When it comes to technology and innovation we all seem to be fascinated by trying to predict the future. But in reality, forecasting what the field will look like in even five years is a difficult task. Nobody was able to accurately predict the rise of the internet or the scale of its effect on our culture.
Alec Ross is a technology policy expert and former advisor for innovation to Hillary Clinton during her term as Secretary of State. His ambitious new book The Industries of the Future explores what he believes will be the future of innovation, from robotics and artificial intelligence to genomics and the influence of big data in the way we run our societies.
These last two issues in particular are areas that Ross boldly claims will “follow the internet as the world’s next trillion dollar industries.” He makes the case that this is in fact already happening, citing precision agriculture as just one way in which big data is transforming industries. Farmers are now able to use a new wealth of information at their fingertips, informing them of weather patterns, soil temperature and humidity, growth, and dozens of other factors that mean they can increase the proficiency of their work. Meanwhile huge advances are also being made in life sciences and diagnostics with the introduction of innovative medical techniques such as liquid biopsies.
However, despite all of this innovation, 4.4 billion people in the world still don’t have access to the internet. It’s an uncomfortable fact that the rapid advancement of technology often highlights and deepens the disparity between the West and developing countries. Ross admits that “the commercialization of genomics will overwhelmingly benefit the western and wealthy first, before reaching middle and lower income people.”
Another highly debated issue when it comes to technology is inevitably the issue of increased unemployment, as human labour around the world is rapidly replaced by a machine workforce.
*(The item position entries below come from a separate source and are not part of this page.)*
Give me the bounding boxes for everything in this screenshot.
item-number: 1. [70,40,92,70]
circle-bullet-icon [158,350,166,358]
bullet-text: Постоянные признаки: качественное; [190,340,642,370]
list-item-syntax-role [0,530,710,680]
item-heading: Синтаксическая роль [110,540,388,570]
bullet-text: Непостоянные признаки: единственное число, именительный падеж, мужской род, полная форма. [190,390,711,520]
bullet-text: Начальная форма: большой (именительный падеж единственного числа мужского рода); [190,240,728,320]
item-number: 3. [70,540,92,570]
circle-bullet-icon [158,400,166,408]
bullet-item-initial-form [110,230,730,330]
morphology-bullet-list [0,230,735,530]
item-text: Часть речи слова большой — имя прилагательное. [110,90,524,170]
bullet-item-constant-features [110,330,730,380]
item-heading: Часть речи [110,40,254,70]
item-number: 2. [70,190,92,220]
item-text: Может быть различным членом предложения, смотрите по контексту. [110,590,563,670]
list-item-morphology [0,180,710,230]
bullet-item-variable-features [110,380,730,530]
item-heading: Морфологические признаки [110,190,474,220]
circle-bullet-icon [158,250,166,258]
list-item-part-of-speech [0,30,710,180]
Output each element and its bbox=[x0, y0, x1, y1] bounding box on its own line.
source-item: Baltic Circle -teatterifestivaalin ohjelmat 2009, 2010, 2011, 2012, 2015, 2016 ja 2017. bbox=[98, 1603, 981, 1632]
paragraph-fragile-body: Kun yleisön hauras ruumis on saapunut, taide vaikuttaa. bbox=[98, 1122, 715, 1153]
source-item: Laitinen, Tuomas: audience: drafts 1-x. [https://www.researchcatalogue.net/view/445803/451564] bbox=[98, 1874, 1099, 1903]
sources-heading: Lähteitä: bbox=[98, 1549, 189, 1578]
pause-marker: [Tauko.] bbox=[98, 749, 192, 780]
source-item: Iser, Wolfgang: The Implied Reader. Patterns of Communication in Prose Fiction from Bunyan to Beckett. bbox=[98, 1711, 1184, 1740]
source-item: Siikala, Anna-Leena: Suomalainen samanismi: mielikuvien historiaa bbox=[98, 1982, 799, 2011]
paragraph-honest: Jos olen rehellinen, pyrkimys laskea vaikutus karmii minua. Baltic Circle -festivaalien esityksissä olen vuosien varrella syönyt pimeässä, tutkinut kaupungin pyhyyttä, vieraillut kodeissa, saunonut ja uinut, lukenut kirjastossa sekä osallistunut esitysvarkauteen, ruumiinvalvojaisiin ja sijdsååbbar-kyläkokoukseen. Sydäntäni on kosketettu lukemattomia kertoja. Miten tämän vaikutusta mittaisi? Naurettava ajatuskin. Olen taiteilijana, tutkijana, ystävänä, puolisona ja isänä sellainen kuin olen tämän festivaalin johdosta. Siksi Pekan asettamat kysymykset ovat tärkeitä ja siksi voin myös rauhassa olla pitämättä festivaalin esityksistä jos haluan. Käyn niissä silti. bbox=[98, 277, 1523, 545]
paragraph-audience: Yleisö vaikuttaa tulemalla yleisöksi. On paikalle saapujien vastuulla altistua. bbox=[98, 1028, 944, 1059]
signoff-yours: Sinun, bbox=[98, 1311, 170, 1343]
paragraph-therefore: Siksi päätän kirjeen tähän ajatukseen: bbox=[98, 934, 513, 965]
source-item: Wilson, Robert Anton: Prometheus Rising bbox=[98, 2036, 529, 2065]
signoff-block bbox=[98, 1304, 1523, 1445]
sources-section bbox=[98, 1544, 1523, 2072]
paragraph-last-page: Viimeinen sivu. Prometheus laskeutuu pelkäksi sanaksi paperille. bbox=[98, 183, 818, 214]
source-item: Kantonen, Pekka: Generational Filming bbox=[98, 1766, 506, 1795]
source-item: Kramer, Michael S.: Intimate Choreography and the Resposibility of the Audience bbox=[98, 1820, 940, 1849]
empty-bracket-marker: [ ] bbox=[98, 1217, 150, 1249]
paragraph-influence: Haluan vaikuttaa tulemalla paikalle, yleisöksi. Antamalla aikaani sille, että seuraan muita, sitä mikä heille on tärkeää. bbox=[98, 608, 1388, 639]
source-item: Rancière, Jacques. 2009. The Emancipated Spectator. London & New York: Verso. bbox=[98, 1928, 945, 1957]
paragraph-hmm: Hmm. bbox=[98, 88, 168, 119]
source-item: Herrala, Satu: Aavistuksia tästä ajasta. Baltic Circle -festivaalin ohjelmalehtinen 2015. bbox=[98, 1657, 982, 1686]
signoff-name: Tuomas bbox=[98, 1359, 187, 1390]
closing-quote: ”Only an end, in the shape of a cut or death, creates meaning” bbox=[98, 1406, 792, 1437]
Expert Moshe Vardi has predicted that half of the world’s population will be out of jobs in the coming 30 years. But Ross disagrees and is in fact dismissive of the suggestion. Is this attitude overly hopeful? “No,” he assures us, “I’m optimistic but not utopian.”
It would be hard for someone like Alec Ross to be utopian, watching the current political drama that he is so emotionally invested in unfold. He is a fervent Hilary Clinton supporter. Speaking of his involvement in the creation of her ground-breaking ‘open internet’ agenda, Ross says “It was an incredible responsibility and privilege. It was enormously successful extending human rights work into the Internet and is something I’m very proud of.” He avoids speaking specifically about the impending election but he tells us that his work with Clinton taught him “first and foremost that she would be a very good president.”
In The Industries Of The Future, Ross offers the reader a vision of disruption-led progress, introducing us to game-changing technologies and suggesting ways in which we will adapt with them and improve ourselves. He acknowledges that true innovative disruption is hard to foresee but reasons that although, “Some predictions will be wrong, and some I will miss entirely, some of them – I think most of them – will be right.”